# Quasi Monte-Carlo & Longstaff-Schwartz American Option price

In the book Monte Carlo Methods in Financial Engineering, Glasserman explains that if one reuses the paths used in the optimization procedure for the parameters of the exercise boundary (in this case the result of the regression in Longstaff-Schwartz method) to compute the Monte-Carlo mean value, we will introduce a bias: the estimate will be biased high because it will include knowledge about future paths.

However Longstaff and Schwartz seem to just reuse the paths in their paper, and Glasserman himself, when presenting Longstaff-Schwartz method later in the book just use the same paths for the regression and to compute the Monte-Carlo mean value.

How large is this bias?

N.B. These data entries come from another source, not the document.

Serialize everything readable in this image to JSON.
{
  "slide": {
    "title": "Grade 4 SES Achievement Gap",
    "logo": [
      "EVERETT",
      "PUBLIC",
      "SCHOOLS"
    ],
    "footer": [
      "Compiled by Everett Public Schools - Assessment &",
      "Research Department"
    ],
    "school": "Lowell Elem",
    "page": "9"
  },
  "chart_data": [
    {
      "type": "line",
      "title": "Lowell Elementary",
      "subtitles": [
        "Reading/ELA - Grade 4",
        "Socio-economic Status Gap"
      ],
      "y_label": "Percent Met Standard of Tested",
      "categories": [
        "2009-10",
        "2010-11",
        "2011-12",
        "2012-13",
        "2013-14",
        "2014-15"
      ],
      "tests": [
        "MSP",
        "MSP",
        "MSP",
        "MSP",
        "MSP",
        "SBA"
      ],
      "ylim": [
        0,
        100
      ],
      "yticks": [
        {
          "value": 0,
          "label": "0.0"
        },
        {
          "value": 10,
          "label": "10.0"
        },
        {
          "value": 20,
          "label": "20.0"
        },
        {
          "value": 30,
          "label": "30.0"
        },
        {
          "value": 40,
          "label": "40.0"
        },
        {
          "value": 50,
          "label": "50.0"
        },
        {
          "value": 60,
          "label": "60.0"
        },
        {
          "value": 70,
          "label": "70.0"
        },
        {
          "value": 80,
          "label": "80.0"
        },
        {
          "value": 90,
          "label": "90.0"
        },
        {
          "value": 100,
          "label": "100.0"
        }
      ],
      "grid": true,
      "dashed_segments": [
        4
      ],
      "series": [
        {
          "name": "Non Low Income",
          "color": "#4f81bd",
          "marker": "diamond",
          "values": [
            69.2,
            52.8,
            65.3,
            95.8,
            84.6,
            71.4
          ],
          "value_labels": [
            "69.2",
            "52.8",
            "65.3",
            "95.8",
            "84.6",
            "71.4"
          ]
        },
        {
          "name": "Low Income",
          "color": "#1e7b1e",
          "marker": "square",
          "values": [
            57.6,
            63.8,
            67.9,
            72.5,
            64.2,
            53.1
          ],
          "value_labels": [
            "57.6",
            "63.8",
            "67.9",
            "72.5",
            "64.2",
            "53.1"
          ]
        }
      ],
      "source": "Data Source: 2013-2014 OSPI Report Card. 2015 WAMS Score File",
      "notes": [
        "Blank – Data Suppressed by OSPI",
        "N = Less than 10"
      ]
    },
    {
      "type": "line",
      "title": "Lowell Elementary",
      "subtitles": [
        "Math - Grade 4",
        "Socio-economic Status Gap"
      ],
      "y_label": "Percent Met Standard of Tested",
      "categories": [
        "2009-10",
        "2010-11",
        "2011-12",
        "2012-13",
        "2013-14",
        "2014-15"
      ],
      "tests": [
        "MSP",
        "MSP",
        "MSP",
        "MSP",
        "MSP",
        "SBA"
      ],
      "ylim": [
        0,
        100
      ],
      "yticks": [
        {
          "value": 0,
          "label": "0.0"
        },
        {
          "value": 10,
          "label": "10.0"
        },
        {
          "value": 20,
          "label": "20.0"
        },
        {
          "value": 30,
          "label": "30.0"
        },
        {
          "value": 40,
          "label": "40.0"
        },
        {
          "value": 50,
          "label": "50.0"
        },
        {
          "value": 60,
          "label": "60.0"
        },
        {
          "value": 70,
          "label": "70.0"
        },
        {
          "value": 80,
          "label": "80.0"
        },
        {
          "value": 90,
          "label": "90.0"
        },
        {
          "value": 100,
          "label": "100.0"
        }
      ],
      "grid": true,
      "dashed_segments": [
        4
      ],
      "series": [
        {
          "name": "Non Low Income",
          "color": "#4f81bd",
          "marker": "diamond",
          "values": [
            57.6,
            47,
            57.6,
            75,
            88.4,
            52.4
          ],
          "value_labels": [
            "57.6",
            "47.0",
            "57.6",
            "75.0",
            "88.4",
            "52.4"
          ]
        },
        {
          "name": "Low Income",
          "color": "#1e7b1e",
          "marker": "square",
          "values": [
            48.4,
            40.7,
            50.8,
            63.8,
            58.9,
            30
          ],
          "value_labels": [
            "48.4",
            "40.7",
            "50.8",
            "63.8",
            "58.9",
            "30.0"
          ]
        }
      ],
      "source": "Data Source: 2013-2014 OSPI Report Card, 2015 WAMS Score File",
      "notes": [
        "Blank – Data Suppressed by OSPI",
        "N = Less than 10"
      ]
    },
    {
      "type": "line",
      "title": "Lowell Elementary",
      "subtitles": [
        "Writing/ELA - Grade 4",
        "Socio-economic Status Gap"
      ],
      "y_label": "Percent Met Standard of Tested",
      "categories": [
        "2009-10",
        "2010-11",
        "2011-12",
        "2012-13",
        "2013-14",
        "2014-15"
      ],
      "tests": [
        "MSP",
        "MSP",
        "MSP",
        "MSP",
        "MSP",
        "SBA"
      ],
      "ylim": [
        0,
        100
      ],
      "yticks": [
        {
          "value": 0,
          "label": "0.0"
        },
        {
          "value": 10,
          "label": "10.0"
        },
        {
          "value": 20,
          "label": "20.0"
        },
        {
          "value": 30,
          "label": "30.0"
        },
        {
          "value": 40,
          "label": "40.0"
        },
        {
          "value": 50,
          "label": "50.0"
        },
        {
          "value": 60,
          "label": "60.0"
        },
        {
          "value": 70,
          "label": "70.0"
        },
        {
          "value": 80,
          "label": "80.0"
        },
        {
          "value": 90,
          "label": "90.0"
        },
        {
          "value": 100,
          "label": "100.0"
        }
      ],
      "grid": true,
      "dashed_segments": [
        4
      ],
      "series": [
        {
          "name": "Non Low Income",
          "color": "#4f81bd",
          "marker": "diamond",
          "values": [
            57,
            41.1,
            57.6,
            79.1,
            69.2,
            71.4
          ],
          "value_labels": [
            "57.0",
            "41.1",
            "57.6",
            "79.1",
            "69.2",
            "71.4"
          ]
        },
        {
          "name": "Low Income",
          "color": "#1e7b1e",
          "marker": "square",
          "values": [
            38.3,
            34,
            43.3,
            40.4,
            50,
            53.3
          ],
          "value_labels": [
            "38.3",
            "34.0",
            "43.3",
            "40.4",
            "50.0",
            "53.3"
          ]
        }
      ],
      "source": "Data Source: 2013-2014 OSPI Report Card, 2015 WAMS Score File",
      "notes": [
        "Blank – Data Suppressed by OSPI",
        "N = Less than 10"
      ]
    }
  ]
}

What is the correct methodology?

I have tried with Sobol quasi random numbers to evaluate that bias on a simple Bermudan put option of maturity 180 days, exercisable at 30 days, 60 days, 120 days and 180 days using a Black Scholes volatility of 20% and a dividend yield of 6%. As a reference I use a finite difference solver based on TR-BDF2.

I found it particularly difficult to evaluate it: should we use the same number of paths for the 2 methods or should we use the same number of paths for the monte carlo mean computation only? Should we use the same number of paths for regression and for monte carlo mean computation or should the monte carlo mean computation use much more paths?

I have tried those combinations and was able to clearly see the bias only in one case: a large number of paths for the Monte-Carlo mean computation compared to the number of paths used for the regression using a fixed total number of paths of 256*1024+1, and 32*1024+1 paths for the regression.